I lay in bed that night, weeping before my God.  I wept for my oldest child.  He was healthy in body, but broken in spirit.  He had come physically healthy to our family, and yet there was a sadness in his spirit, a brokenness we couldn’t touch and yet longed to bring Christ’s healing to.

I wept for my eldest daughter.  Her body had been ravaged in the womb with crack cocaine and alcohol.  She had come into the world drugged and silent…but then screamed for months as her next “fix” never came.  She was angry before she could speak.  I wept for her release from her bondage.

I wept for my youngest.  He too had begun life in the womb addicted to drugs.  Heroin had coursed through his veins before he even began to breathe.  He experienced drug withdrawal before he learned to smile, before he was held and rocked, before he ever heard a song.  He came into the world laughing, joyful, courageous, and sick.  He was sick so often, I wept for him.

I wept for my newest child.  Tucked in the middle of the family when she was six, she had already lived a lifetime of pain, and yet, couldn’t count to 10.  No matter how much we held her, coaxed her, promised her, there was a haunted look in her eyes.  She was determined to find joy, to give joy, but tears were always below the surface as she felt guilty each time she felt happy.  She wondered why her new daddy didn’t burn her with cigarettes like her first daddy.  She wondered if we were being truthful when we promised that we wouldn’t trick her one day and give her away like her first mommy.  No matter how much we reached out, there was always one more reminder of her brokenness.  I wept for her.

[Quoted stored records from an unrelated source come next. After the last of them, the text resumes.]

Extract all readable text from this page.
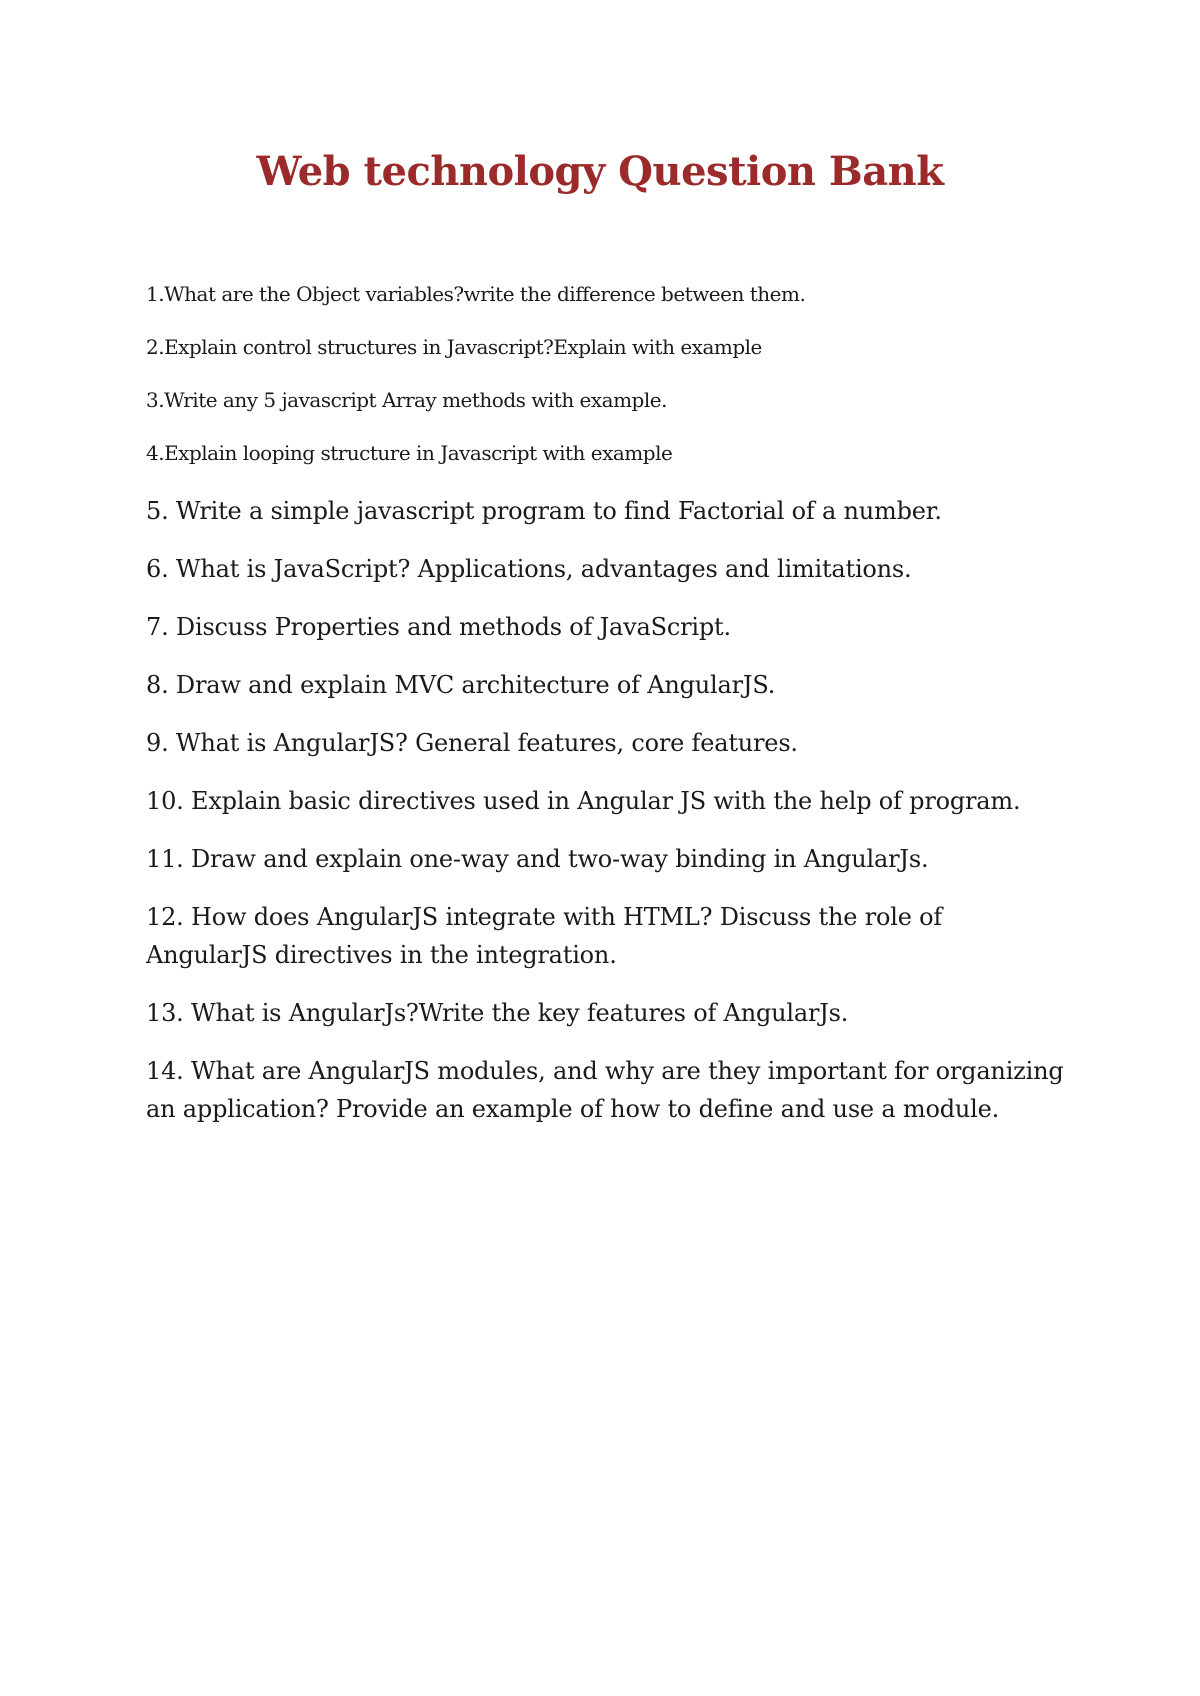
Web technology Question Bank

1.What are the Object variables?write the difference between them.

2.Explain control structures in Javascript?Explain with example

3.Write any 5 javascript Array methods with example.

4.Explain looping structure in Javascript with example

5. Write a simple javascript program to find Factorial of a number.

6. What is JavaScript? Applications, advantages and limitations.

7. Discuss Properties and methods of JavaScript.

8. Draw and explain MVC architecture of AngularJS.

9. What is AngularJS? General features, core features.

10. Explain basic directives used in Angular JS with the help of program.

11. Draw and explain one-way and two-way binding in AngularJs.

12. How does AngularJS integrate with HTML? Discuss the role of AngularJS directives in the integration.

13. What is AngularJs?Write the key features of AngularJs.

14. What are AngularJS modules, and why are they important for organizing an application? Provide an example of how to define and use a module.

“God,” I said.  “We have sought to be faithful to Your call.  We have taken each child You have placed in our arms.  We have sought Your face daily in their lives.  We have laid each of them at the foot of Your Cross and petitioned You for Your wisdom.  Yet, they are broken.”  The tears flowed.  “Isn’t love enough to heal?!  Aren’t You going to fix them?”

“All of My adopted children come broken too,” He said.  “I AM spending a lifetime on each of them, putting the broken pieces back together.  Gluing the masterpieces I sculpted to perfection before they were born, shattered by a world gone mad, into new masterpieces.  Yet, the cracks, evidence of their brokenness, will always be there - until heaven.  The cracks are there so all will see that I AM God, the Healer of the brokenhearted. The Creator of the mosaic.”

The work is tedious, the results often barely seen, the journey long, and yet, I am honored to be included in Your work, God.  To represent You, to imitate You, to join You in loving broken babies.  


Please pass the glue.  I found another tiny piece.